BEETHOVEN
sam. 07 mars
|Paris
Un diptyque exceptionnel : les romances pour violon interprétées par Eric Lacrouts et la symphonie 7 !


DATE & LIEU
07 mars 2026, 20:30 – 22:00
Paris, 17 Rue d'Ulm, 75005 Paris, France
À PROPOS
La 7ᵉ Symphonie en la majeur, op. 92 (1812) et les deux Romances pour violon, op. 40 et op. 50 (composées à la charnière des années 1798–1805) tracent un diptyque révélateur de l’évolution stylistique de Beethoven.

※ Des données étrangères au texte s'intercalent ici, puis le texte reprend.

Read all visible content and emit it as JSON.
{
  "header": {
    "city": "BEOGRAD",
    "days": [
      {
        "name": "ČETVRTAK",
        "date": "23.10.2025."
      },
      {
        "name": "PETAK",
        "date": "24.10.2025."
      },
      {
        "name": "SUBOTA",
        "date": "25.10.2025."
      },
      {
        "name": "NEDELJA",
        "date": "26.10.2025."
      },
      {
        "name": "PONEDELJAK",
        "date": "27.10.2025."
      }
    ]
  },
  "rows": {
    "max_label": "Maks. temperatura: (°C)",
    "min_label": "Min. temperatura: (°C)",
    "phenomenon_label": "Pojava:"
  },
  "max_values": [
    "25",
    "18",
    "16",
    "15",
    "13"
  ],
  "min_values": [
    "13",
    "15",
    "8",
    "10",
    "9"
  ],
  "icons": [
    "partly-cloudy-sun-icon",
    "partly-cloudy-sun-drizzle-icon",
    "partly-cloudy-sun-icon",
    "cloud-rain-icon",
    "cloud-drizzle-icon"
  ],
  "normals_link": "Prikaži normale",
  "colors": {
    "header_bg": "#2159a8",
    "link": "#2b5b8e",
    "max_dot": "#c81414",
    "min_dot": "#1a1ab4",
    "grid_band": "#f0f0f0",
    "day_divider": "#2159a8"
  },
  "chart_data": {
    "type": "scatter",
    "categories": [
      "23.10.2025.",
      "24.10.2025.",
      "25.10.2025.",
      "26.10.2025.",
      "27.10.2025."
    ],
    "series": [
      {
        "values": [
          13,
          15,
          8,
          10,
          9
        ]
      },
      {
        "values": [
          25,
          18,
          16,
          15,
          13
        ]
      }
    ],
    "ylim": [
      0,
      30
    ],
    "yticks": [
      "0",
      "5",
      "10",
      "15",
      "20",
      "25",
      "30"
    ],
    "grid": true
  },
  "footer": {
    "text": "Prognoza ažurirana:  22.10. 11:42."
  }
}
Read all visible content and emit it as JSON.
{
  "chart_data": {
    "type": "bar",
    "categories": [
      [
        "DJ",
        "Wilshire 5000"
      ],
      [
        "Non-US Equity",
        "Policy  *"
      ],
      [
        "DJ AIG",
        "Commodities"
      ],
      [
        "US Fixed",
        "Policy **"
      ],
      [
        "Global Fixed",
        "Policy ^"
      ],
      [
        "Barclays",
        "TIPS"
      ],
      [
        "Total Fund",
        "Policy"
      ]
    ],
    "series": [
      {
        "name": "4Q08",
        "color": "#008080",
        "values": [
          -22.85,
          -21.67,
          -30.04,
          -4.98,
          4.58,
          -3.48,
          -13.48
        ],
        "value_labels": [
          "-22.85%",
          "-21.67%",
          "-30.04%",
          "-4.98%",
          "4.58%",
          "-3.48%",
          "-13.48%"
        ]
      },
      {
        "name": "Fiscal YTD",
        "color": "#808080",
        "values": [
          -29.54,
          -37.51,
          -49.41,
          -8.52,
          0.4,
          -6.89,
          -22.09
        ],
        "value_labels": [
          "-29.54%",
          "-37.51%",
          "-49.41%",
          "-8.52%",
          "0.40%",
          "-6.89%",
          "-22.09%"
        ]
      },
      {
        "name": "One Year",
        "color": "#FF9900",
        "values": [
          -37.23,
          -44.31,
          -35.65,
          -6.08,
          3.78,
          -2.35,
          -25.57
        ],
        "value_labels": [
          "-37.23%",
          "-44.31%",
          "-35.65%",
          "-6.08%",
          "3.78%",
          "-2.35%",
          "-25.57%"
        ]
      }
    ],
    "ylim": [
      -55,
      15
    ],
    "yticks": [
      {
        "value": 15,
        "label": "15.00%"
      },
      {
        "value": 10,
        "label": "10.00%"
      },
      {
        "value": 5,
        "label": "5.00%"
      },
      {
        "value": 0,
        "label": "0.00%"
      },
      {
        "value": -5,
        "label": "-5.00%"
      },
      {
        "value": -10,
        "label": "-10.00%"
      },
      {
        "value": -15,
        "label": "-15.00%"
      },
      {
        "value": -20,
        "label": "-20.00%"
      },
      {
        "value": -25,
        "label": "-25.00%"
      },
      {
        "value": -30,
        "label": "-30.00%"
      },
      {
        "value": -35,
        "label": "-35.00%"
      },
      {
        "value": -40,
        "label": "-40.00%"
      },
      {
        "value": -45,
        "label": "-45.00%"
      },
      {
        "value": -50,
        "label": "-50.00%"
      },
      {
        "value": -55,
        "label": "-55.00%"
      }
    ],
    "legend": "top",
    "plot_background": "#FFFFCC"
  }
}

Dans les Romances, l’héritage mozartien et haydnien reste perceptible : une écriture cantabile, où la mélodie soliste flotte au-dessus d’un tissu orchestral discret, presque concertant. Beethoven y cultive une rhétorique de la simplicité, un art de la ligne chantée qui prépare déjà l’intensité expressive de ses grands concertos. Vous pourrez écouter Eric Lacrouts en soliste !
La 7ᵉ Symphonie, en revanche, témoigne d’un Beethoven de maturité, maître de la forme et du rythme. L’omniprésence de la pulsation, du célèbre Allegretto jusqu’au finale, confère à l’œuvre une dynamique quasi chorégraphique. Wagner parlera de « l’apothéose de la danse », soulignant ce travail d’ivresse rythmique où le motif devient moteur de l’architecture.
Réunies, ces pages dessinent un contraste fécond : d’un côté, l’intériorité lyrique, presque archaïsante, des Romances ; de l’autre, la vitalité dionysiaque et la modernité formelle de la Symphonie. Ce diptyque fait entendre à la fois la permanence du chant et l’audace du mouvement, deux pôles inséparables de l’esthétique beethovénienne.